小九听着不服气,嘴角撇到那天边去,他家公子是这世上顶顶尊贵的,哪容下这些下贱村夫在公子面前说浑话。
要不是公子心善,不许他对这些莽夫动手,他们的脑袋可不得易个位置。
他跟了公子以来,被公子管教得厉害,这不准那不许,他娘亲这么指使他他还耍些犟脾气,公子严厉看他一眼,他满腹的牢骚也只能吞回肚里。
又行出十天的路程,公子才掀开了灰扑扑不起眼的帘子,从狭小处挤了出来,身穿的衣服,是左襟前后各自开片缝合,上衣和下裳紧密相连,合体并绣暗纹,外罩宽衣博带,带子绕身系扎,留出段垂在腰间,远远看去,样式简约不失高贵,束腰松松一收,便显典雅脱俗。
小九瞧不出公子哪里不好,拿眼盯着怎么也看不够,真有人生下来和凡夫俗子不同,端的是光风霁月,他一介粗人,说不得书塾里文化人的词,就觉看相貌能心生欢喜。
公子相貌自是好的,是少有的美男子,晋国上下公允,连那公子的胞姐,承他三分颜色已是倾国倾城。
男人的美貌不如女子好拿出来宣而告之,但公子看来,眉若雾染墨画,越近了越和他隔得远,观仙人般,双目含着慈善悲悯相,不见笑模样,接人救济时微微亮起,让画中人成了眼前人,鼻是一笔勾勒,鼻头圆润柔和点,未有半分棱角,倒使身为贵族的公子添了和气,唇色彩偏淡,似是随意涂了上去,却足显公子苍白面容常有的光彩,描出少年气的红润。
公子少年年纪,性偏爱书,这遭出走亦是随身带了一箱书,他本嫌沉影响赶路,转念心疼公子出晋国前不能露端倪,也当默许了。
他转眼珠嘀哩咕噜想着杂七杂八,公子迎面风吹,又耐不住咳了起来,以袖半掩面容,一是不愿他这相貌惹是生非,二是咳得狼狈的模样休叫外人瞧见。
小九忙过去扶他坐在车前,把灰帘扯过来给他挡风,他又急急从行李中翻出水壶,和狐皮大氅,狐皮非是白狐,是红狐,小九这时嫌弃灰帘披在公子身上不相配,把它掀了,细细围上大氅,拧开水壶盖递到公子手里。
红色映衬着,公子毛绒绒里遮了半张脸,染上了些热烈的颜色,他拿着水壶喝了几口水化解喉咙的痒意,小九木呆呆瞧他,他一反往常,绽出个生动的笑来。

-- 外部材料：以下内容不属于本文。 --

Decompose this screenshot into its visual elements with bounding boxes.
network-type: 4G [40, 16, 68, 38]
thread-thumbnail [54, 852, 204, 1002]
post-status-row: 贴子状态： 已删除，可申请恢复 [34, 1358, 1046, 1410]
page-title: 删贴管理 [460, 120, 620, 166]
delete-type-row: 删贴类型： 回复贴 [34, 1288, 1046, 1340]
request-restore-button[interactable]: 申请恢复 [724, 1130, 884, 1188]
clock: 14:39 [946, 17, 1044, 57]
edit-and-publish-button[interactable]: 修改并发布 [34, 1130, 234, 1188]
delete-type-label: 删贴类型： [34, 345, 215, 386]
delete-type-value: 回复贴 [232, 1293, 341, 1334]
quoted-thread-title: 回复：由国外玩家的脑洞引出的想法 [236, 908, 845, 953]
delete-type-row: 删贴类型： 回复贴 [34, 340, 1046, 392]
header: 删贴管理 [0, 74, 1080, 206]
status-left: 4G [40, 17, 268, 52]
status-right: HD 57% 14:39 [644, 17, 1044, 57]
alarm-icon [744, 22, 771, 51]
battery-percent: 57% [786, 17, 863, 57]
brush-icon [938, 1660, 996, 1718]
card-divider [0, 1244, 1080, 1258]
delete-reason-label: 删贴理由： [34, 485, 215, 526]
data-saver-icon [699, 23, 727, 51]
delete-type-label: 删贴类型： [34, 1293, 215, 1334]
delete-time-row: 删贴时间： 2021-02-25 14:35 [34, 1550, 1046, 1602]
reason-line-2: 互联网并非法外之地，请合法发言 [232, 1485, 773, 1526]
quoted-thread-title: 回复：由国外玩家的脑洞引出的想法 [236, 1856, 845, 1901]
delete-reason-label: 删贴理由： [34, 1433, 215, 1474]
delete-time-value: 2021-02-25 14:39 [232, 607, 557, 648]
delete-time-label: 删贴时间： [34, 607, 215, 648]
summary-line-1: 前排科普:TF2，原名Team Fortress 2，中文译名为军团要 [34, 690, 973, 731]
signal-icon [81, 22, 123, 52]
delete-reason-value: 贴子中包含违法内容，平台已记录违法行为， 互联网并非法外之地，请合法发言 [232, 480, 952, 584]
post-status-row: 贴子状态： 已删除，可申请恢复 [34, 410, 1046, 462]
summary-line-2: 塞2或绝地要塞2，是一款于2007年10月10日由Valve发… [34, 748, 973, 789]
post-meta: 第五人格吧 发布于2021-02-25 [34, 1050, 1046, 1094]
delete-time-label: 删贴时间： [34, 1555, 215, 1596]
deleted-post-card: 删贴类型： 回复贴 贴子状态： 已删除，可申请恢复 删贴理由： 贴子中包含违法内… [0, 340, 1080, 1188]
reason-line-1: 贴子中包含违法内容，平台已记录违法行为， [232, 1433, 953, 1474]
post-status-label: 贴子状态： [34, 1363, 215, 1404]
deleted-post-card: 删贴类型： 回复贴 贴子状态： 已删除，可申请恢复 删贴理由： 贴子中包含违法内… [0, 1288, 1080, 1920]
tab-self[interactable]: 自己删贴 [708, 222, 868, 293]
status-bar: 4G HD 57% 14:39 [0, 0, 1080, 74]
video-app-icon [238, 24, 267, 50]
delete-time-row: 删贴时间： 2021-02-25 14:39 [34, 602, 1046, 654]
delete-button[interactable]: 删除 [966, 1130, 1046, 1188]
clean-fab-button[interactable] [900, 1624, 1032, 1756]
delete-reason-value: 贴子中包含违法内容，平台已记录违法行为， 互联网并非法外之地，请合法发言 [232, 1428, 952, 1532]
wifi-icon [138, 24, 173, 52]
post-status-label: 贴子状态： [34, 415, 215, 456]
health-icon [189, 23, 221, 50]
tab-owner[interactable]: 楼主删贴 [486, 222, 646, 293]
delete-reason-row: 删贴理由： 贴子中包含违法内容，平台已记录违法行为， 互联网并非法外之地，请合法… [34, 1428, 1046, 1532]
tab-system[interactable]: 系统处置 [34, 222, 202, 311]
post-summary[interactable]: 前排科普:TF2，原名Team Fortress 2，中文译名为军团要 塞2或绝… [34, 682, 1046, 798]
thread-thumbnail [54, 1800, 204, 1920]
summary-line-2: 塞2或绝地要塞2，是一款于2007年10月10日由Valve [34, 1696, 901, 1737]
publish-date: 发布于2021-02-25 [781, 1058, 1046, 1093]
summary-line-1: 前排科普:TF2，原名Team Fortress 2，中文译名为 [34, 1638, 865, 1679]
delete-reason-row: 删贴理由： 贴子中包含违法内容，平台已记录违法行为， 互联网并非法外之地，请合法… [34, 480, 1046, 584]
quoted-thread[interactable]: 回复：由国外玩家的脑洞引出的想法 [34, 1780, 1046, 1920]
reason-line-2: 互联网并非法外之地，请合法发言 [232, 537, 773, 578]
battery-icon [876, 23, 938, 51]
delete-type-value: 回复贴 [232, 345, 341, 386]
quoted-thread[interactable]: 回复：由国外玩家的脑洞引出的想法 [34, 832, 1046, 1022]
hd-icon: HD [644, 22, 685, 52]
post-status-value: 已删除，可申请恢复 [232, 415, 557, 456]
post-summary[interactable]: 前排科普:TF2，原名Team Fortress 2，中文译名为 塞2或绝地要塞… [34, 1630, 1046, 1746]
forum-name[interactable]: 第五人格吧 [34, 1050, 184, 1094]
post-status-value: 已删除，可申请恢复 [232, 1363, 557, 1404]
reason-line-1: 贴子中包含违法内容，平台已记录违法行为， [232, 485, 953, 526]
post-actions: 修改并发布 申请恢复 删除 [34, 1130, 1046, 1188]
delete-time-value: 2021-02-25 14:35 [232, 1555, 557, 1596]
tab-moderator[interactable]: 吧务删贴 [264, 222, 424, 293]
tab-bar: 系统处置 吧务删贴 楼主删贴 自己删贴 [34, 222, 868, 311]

小九差点惊坐在地上,这是他少言少语,旁人仰慕却不敢靠近,暗自说这才有独立世人的才子风范的公子吗?
可真好看啊。
“小九?”公子着手晃晃,他也跟着转眼珠子,神思不属。
公子琢磨一会,收了笑容,祭出百试不厌的严厉眼神,果不其然,小九一见,浑身哆嗦,清醒过来,把头埋着,头上绑住的小揪一跳一跳。
“公公子,小九错了,不该走神。”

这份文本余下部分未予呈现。